With a steady hand on the Para Gen and a firm grip on the truck’s safety handle, I retook my place, sitting in the open window. I secured the weapon before I returned my attention to Spy. She was moving fast, and the contact was iffy. Without being head-to-head, I didn’t know if it would work, but I sent her a picture vision of her hunting for the reinforcements and from which direction they would come. I got a hint of something dizzying which might have been Spy replying. Or not.
Then I lost contact.
Cupcake shifted into the lowest gear, a basso thrum that vibrated through my butt. The truck eased forward, and the bottom edge of the bumper connected, catching against the upper curve of the downed tree as she bumped it forward. It shifted but didn’t roll. She reversed, stopped, and bumped it forward again. The tree, a long-dead native fir, shifted and rolled an inch. Cupcake repeated the process, getting a feel for the speed and force needed. Brittle branches snapped and broke, the dead tree moving in time with the truck bumps. The tree’s own tapering shape allowed her to adjust the angle and speed of the bump as the tree began to roll in an arc, away from the road. Cupcake was right. The truck squished the bodies still in the road. We were making progress, but it was taking too long.

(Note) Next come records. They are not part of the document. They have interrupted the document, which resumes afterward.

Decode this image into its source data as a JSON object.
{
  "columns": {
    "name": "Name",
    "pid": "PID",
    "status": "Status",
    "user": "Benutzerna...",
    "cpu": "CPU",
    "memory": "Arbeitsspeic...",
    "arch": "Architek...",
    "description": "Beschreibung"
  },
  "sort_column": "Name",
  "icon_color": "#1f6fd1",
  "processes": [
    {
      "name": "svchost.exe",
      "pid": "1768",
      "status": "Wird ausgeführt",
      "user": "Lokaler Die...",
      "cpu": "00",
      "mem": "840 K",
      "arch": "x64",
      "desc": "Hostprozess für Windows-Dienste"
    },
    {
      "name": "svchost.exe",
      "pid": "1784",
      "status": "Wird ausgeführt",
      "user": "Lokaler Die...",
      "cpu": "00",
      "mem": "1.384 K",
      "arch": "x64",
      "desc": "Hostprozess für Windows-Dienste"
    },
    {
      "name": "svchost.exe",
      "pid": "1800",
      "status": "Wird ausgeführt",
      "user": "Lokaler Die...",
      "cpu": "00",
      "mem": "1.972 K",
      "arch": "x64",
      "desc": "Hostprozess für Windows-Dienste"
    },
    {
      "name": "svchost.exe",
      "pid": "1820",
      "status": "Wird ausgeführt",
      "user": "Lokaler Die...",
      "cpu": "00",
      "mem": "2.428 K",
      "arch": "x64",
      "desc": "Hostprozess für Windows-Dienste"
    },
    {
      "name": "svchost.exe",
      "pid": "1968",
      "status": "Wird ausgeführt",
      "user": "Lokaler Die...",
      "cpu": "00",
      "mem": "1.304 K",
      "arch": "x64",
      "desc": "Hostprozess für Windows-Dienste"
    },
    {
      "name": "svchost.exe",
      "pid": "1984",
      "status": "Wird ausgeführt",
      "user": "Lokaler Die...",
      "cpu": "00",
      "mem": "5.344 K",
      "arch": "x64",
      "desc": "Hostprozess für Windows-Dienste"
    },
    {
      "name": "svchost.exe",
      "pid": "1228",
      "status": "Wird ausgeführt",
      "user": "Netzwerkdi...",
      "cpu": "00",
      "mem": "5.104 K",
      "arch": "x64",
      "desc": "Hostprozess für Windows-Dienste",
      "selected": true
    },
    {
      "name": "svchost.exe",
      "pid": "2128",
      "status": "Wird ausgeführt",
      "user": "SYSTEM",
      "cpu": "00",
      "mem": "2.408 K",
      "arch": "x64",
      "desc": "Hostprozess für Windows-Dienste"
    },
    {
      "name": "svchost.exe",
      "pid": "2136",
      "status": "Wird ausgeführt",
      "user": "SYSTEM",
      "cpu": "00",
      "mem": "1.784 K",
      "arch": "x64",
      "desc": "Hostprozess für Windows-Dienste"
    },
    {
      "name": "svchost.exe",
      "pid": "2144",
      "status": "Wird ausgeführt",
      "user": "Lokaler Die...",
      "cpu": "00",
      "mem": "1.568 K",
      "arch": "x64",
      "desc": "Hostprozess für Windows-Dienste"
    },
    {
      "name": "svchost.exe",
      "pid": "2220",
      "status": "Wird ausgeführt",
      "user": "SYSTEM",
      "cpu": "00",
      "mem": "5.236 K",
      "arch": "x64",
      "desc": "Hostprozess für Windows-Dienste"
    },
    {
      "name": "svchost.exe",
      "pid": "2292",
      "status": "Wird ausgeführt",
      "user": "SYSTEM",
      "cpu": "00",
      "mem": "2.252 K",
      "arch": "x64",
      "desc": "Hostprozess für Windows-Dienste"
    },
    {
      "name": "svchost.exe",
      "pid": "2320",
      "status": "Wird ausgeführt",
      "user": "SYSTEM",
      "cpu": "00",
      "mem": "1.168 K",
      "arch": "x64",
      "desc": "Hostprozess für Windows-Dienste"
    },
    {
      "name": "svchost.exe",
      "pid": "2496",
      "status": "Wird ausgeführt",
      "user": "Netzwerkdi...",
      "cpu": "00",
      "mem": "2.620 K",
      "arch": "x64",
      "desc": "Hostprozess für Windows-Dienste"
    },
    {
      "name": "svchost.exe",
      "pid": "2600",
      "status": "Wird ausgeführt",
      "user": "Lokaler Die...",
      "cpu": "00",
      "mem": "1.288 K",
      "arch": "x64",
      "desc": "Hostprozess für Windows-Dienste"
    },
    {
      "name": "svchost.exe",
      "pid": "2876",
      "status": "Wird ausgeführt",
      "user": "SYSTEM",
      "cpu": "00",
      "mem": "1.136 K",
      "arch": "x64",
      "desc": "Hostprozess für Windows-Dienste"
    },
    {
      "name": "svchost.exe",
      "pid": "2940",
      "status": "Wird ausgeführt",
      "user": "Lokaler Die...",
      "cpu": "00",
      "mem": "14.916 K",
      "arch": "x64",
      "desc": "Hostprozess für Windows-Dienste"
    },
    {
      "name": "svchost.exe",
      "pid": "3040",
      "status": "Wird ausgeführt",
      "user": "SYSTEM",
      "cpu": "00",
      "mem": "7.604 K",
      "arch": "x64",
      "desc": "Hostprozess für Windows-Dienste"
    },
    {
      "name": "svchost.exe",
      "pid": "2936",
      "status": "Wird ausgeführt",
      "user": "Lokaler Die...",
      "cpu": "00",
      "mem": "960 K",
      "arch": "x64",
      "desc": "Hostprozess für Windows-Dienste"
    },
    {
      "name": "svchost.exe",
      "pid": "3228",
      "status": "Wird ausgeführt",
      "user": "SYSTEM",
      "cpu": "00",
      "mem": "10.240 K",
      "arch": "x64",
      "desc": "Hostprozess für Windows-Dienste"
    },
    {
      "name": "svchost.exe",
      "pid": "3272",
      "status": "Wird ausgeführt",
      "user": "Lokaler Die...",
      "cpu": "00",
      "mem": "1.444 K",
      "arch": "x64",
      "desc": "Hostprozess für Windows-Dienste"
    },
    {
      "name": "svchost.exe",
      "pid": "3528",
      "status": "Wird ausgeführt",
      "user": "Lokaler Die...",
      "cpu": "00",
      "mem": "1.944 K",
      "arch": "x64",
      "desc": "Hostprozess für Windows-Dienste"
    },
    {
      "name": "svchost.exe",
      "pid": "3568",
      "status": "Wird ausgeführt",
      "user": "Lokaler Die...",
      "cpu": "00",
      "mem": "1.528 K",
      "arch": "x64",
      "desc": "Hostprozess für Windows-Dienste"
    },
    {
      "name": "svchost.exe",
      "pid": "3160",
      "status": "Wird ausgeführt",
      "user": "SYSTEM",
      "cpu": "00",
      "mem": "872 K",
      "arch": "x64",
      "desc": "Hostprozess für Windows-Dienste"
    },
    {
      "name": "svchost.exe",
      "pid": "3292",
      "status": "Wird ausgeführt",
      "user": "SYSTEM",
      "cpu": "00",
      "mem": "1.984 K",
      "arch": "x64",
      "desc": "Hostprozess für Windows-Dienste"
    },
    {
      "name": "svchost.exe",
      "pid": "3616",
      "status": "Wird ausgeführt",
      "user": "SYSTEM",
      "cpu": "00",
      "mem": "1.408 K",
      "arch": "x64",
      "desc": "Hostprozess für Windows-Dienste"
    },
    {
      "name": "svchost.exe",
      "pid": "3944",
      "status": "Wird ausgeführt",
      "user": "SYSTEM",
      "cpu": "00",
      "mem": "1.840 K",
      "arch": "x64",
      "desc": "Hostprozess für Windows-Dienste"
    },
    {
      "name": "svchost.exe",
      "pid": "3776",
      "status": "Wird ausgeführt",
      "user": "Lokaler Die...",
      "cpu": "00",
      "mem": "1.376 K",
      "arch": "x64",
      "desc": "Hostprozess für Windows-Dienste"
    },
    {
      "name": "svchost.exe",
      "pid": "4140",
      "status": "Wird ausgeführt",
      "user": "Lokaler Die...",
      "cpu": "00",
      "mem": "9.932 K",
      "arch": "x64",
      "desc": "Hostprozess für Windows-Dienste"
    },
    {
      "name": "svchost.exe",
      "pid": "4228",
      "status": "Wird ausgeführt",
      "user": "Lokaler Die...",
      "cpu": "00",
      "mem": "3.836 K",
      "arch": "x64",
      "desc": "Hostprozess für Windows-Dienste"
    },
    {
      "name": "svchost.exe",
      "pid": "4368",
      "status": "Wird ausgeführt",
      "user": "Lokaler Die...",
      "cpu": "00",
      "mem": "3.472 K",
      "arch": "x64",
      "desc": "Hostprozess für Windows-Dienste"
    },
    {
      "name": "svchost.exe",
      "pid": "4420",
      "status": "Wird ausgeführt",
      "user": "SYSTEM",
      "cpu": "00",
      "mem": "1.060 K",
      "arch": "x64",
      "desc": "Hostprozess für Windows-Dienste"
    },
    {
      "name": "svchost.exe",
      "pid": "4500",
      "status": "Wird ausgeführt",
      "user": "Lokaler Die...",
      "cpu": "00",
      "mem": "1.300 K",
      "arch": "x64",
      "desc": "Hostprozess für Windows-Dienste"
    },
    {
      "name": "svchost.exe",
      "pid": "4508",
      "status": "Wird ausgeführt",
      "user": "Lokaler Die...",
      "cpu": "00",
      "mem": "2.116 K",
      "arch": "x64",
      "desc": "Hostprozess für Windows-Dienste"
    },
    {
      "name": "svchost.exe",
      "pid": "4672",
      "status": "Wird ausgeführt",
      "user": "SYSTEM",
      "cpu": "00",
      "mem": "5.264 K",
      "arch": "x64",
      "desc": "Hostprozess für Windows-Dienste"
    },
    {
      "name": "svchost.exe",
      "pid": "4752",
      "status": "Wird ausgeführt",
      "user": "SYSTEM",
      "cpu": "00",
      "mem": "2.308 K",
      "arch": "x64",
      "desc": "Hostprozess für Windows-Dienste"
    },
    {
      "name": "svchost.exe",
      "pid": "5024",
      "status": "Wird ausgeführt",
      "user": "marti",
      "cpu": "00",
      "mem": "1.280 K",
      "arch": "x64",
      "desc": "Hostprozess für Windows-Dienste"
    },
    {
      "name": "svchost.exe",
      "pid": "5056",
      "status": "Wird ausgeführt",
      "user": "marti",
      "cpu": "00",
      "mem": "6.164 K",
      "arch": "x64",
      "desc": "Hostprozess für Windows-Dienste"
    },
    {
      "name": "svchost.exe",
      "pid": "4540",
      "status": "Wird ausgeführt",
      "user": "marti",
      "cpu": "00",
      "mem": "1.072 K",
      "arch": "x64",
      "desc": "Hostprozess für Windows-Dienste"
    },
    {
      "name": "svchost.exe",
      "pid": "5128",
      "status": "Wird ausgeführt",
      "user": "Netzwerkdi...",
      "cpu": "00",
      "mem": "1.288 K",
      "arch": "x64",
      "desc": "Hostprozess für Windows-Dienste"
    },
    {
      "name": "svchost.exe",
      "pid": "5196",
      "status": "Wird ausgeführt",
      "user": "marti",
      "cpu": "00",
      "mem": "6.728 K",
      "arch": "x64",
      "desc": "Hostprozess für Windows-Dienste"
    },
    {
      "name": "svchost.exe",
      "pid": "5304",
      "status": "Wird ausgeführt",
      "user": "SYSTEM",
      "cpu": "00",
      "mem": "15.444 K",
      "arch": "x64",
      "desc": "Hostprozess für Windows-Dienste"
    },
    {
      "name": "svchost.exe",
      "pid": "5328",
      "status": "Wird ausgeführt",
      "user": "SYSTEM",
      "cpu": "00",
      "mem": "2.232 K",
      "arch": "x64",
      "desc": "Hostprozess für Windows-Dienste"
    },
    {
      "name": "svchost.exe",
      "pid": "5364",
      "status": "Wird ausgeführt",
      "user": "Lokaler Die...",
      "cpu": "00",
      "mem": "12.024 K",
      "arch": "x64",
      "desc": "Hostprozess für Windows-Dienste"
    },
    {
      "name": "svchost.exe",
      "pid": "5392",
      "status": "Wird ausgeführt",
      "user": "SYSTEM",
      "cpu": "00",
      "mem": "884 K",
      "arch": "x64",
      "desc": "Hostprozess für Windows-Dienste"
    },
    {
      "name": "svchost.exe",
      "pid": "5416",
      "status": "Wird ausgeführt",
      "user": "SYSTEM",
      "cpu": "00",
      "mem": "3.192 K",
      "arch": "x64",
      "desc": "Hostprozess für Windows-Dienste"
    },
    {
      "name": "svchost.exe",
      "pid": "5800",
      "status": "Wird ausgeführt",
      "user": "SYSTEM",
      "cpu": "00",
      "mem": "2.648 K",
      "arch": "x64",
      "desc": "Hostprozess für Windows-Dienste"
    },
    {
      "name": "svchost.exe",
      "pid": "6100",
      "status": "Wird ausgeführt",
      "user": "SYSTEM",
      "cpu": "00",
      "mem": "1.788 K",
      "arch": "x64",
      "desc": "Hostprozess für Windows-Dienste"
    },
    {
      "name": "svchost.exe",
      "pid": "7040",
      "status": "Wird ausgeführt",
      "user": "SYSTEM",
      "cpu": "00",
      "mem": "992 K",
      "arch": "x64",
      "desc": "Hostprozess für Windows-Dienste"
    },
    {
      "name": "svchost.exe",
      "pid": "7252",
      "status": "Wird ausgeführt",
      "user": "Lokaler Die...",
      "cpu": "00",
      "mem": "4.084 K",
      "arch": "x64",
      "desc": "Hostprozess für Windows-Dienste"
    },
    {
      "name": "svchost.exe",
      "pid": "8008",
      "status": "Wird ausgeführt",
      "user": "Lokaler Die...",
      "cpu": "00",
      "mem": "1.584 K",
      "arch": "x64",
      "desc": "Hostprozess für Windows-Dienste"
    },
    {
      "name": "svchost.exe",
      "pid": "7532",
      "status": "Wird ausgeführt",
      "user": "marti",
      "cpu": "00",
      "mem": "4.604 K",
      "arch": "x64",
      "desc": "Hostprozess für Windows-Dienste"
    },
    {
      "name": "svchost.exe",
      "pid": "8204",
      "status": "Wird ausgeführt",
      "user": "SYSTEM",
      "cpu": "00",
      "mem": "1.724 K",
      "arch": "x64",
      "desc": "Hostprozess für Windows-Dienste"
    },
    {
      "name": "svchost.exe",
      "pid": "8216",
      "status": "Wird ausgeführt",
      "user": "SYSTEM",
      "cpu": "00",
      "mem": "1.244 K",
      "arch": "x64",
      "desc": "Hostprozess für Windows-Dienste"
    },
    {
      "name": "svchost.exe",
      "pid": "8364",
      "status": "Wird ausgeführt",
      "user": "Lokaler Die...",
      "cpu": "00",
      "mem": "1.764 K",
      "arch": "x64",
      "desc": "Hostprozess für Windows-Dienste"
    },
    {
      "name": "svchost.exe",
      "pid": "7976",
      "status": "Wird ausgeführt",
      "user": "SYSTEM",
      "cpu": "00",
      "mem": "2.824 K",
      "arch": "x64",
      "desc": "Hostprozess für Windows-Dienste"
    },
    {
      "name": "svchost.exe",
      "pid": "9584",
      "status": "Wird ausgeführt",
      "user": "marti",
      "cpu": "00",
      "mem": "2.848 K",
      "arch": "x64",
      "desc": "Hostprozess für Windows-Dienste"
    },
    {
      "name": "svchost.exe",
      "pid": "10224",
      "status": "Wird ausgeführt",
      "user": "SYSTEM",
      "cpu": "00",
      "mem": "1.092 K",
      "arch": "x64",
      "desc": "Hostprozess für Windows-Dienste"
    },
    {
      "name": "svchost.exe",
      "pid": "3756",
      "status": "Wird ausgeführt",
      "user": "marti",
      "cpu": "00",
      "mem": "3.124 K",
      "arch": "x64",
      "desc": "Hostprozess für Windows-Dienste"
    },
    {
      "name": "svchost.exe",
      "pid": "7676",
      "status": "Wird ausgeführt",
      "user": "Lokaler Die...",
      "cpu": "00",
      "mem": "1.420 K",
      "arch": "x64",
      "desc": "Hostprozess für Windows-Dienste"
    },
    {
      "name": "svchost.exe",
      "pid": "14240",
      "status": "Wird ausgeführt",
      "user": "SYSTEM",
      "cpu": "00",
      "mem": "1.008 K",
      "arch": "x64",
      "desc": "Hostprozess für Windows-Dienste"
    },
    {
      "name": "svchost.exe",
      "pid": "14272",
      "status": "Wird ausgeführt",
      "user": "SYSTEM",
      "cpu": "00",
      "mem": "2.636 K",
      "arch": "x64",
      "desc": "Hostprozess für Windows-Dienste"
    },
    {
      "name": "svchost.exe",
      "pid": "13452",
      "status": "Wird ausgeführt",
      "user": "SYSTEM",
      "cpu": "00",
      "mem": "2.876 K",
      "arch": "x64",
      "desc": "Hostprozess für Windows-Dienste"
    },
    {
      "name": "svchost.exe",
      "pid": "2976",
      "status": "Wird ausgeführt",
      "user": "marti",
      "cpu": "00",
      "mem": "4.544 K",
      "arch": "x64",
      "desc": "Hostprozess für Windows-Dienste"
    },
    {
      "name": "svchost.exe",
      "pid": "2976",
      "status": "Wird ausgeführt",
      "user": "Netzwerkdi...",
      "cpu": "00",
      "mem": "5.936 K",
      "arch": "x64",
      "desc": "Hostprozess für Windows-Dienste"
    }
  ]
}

Spy concentrated on a house on a low mountain ahead, and sent me an urgent, vertigo-inducing vision of an armored log-cabin mansion with what looked like at least one cannon poking from its walls. There were four trucks, six motorbikes, and what might have been a Gov. car parked out front. It was a nice, secure hidey-hole.
In an upper window a naked woman leaned into the glass, arms up and braced. Even with long-distance cat eyes I couldn’t see her expression, but I had a feeling of devastation. Behind her, another woman danced, clinging to a pole. She also wore an expression of dread.
“I’ll be back,” I said to the women, although I knew they couldn’t hear me. “I’ll get you free.”
“What?” Cupcake shouted.
“Nothing,” I shouted back. “A battle for another day.”
From a garage-type door at the side of the house rolled two mini armored tanks, men riding on the outside. The mini-tanks careened down the hill toward Spy. There were weapons mounted on the mini-tanks, big weapons. I tried to focus in—
The vertigo worsened. The contact with Spy abruptly stopped.